Limitations and future directions

Although this study provides valuable insights, it also has some limitations. A limitation of this study is the current imbalance in our case-control ratio, stemming from the ongoing recruitment phase. While our target cohort is 3,000 participants, evenly distributed between cases and controls, the present analysis is based on 298 cases and 1,500 controls. This disparity necessitates a cautious interpretation of our findings. We are actively expanding our recruitment across the Apulia region to address this. Building upon our existing partnerships with initial facilities, we have established new collaborations with centers in the Foggia (FG) and Barletta-Andria-Trani (BAT) provinces. We aim to recruit 1,200 cases and achieve our desired 50:50 case-control ratio. To ensure we reach our target sample size, we are also actively pursuing additional agreements with other centers throughout Apulia.

Another key limitation is the lower representation of female participants. While this gender disparity reflects well-established epidemiological patterns of SUD prevalence and aligns with clinical referral trends, the European Drug Report 20244 estimates the average male-to-female ratio among users entering treatment for cannabis, cocaine, heroin, and other drugs to be 4.39:1. However, this imbalance may constrain the generalizability of our findings to female populations. Although the current sample represents existing clinical populations, future phases of our research project would incorporate targeted recruitment strategies to address this sampling bias and enhance the external validity of our findings.

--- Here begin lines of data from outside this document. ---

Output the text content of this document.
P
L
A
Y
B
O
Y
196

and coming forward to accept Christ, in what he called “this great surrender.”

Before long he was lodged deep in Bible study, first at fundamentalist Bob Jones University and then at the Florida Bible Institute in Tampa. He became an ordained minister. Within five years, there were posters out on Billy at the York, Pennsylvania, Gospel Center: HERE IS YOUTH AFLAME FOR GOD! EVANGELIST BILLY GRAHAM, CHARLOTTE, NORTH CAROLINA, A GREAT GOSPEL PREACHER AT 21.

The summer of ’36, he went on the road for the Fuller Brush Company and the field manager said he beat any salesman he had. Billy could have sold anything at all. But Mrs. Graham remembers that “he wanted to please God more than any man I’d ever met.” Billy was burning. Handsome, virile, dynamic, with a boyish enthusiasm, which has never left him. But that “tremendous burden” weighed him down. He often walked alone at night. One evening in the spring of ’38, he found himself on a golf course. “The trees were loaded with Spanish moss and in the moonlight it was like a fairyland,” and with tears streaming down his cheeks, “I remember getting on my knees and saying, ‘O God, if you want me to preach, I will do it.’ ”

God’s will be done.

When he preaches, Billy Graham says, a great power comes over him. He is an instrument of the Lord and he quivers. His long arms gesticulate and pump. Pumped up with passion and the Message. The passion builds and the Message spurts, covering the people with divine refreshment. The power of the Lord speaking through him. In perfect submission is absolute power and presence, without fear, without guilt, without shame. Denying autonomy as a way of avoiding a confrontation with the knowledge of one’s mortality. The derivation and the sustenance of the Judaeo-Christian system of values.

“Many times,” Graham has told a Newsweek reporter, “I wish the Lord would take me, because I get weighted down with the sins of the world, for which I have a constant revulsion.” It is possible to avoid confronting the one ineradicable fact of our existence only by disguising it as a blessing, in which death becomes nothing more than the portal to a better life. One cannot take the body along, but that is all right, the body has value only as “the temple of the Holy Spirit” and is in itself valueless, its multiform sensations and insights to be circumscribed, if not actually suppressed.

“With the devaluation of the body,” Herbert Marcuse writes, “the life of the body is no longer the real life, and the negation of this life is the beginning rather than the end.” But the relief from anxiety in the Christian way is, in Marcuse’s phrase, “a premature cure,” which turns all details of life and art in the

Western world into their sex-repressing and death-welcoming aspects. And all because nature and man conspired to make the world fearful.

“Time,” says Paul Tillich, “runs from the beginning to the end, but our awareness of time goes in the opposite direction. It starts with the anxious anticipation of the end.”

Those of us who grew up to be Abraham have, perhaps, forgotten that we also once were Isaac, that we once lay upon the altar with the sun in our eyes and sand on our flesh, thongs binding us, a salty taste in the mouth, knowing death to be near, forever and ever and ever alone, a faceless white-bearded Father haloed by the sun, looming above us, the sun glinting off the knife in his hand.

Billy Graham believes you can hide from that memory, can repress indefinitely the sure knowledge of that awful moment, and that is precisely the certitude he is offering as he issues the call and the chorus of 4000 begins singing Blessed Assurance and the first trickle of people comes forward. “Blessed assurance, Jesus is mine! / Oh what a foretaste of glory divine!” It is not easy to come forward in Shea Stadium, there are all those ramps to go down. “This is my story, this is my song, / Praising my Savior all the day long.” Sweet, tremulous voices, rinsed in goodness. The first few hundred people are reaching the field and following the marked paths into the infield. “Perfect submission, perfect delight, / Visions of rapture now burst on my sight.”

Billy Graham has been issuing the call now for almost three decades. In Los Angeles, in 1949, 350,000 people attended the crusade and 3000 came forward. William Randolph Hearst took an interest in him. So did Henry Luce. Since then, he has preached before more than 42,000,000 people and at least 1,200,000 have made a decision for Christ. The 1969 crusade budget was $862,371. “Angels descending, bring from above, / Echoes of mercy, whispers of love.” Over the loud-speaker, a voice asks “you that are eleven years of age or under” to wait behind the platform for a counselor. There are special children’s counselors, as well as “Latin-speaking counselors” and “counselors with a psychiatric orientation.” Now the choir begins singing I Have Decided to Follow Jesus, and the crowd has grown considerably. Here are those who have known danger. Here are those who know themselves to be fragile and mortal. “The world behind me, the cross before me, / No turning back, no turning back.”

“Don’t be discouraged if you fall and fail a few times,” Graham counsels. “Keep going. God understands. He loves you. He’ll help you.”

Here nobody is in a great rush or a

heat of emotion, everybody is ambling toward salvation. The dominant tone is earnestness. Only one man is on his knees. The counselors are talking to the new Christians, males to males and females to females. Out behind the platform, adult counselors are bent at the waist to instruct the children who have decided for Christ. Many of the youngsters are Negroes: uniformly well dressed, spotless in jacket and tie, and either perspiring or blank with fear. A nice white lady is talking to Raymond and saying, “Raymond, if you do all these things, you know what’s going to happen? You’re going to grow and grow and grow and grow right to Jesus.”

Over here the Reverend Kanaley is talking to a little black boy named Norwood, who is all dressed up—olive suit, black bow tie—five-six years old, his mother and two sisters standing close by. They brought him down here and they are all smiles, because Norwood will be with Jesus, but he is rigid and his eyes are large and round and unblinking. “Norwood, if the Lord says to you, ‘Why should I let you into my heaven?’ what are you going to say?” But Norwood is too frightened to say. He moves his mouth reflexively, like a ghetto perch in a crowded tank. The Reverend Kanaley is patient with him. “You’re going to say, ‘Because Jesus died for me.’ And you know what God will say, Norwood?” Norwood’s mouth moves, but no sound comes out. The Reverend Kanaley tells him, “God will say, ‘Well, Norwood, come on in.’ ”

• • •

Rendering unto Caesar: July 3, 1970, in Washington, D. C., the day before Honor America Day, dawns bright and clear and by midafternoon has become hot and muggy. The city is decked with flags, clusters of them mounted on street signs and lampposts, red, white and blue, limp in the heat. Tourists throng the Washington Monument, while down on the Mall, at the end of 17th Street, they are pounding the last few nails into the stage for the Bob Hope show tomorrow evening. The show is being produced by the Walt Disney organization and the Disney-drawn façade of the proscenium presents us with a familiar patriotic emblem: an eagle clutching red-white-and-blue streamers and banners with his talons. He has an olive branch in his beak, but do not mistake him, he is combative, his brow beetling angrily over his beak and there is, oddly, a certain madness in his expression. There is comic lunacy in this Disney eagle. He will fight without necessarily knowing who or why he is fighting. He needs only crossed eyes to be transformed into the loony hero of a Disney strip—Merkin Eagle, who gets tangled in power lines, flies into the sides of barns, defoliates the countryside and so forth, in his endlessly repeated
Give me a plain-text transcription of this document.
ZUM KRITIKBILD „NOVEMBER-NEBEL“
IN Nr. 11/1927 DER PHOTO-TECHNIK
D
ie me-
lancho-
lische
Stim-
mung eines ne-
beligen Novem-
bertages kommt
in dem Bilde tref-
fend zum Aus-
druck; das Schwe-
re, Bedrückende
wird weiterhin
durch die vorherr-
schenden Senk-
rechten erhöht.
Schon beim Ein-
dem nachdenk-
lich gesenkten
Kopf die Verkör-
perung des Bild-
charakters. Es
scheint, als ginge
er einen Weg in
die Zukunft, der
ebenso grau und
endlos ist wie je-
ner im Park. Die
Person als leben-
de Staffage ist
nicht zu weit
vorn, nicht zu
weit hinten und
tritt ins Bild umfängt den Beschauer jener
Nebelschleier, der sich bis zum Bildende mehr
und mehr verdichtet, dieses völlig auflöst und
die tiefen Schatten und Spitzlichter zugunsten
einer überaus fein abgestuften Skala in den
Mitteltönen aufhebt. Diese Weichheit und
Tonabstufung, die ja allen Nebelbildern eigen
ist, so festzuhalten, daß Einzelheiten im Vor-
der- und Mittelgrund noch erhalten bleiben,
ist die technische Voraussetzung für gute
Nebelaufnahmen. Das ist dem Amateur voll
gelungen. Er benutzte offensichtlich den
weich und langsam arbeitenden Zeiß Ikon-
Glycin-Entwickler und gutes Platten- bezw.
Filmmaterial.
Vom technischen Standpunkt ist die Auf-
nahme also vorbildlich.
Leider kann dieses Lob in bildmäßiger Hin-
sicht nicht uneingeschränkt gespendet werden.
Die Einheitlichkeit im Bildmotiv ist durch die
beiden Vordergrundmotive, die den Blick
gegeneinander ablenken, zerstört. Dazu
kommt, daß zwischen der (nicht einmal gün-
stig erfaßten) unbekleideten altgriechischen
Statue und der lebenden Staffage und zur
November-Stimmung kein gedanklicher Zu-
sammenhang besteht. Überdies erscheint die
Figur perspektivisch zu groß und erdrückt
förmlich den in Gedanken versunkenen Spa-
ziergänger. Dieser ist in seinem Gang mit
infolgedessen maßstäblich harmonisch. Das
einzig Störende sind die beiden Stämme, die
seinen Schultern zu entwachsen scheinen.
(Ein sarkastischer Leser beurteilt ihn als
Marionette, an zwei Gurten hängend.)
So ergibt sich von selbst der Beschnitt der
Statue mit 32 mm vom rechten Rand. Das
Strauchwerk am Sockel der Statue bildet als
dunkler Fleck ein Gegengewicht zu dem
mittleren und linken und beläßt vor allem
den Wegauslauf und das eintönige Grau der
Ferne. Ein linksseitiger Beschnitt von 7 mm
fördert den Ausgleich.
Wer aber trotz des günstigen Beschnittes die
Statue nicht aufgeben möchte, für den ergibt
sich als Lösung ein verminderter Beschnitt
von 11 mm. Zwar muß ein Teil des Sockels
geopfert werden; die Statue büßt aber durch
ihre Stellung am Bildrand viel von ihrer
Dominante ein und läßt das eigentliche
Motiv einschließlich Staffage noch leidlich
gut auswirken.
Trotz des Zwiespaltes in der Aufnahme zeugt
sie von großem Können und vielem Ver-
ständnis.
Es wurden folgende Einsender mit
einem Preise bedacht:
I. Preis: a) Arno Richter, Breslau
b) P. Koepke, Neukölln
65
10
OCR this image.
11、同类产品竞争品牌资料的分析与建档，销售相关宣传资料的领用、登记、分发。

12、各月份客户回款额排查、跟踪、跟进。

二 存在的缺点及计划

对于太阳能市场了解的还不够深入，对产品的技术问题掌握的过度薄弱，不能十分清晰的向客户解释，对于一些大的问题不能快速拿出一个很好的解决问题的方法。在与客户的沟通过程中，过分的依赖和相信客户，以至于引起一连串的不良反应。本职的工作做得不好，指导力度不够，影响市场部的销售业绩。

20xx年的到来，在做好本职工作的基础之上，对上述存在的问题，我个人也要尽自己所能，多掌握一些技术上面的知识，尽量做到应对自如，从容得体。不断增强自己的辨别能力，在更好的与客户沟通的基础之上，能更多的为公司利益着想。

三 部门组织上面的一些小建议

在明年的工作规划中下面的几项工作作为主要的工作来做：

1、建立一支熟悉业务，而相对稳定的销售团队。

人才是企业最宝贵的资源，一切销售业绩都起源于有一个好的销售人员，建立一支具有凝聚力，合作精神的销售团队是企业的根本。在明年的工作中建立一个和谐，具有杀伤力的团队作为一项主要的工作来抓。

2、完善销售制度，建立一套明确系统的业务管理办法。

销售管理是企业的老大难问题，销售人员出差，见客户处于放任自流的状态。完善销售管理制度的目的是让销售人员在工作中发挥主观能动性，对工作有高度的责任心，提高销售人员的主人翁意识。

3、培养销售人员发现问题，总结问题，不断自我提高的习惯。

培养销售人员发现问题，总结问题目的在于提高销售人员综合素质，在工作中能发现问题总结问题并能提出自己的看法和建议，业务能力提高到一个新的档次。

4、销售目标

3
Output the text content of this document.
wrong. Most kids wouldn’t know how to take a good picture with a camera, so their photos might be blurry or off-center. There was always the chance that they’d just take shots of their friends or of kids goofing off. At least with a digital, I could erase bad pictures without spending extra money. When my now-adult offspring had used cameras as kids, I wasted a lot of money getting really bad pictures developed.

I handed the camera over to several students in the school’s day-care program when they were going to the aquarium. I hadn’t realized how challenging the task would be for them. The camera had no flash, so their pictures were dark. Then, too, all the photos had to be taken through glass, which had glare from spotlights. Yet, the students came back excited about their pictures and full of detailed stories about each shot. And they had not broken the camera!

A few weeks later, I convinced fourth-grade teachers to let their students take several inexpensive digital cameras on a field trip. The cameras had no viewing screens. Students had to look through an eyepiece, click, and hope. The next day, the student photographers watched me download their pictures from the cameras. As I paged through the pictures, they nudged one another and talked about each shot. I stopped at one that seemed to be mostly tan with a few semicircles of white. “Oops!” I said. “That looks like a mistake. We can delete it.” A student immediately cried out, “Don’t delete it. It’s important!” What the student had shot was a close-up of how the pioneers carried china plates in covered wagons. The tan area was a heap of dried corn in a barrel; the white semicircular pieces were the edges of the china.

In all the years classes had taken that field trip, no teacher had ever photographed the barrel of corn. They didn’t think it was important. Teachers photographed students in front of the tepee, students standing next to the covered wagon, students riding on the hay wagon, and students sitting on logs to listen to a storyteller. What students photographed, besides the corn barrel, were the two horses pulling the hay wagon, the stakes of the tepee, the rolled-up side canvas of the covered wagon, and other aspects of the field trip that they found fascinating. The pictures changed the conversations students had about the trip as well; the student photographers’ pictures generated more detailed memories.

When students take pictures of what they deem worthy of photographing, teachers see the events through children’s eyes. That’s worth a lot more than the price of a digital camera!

Methodological challenges inherent in control group classification within SUD research necessitate attention. The standard approach of controlling for the existence of a formal SUD diagnosis as the exclusive determining characteristic of controls is susceptible to overlooking subclinical or undiagnosed SUDs. Furthermore, the approach relies significantly on the reliability of honest self-report, an assumption frequently belied by social desirability bias72 and response biases73. Misclassification is more likely when there is no external validation, such as biological markers, collateral data, or symptom validity tests. Future research should use stricter screening methods to improve control-clinical group differentiation. Moreover, the accurate assessment of drug use is hindered by its sensitive nature and concerns regarding privacy, social stigma, and legal consequences74. This often leads to underreporting and non-response bias, especially in control groups. Future research should incorporate methodological refinements, such as standardized structured interviews and indirect questioning techniques, to mitigate these issues and promote more reliable reporting.

This study obtained self-report measures of early adverse experiences, family, and socioeconomic status but did not evaluate the effects of these factors on SUD severity and polydrug use. Future research studies examining these associations and adding additional psychological measures, such as executive functioning and personality, will inform possible influencing and confounding factors of SUDs.

Despite these limitations, the current study identifies the BioSUD cohort as an essential resource for studying complicated behavioral features linked with SUDs. This cohort may be used in future studies to investigate the link between genetic and environmental factors in characterizing SUD phenotypes.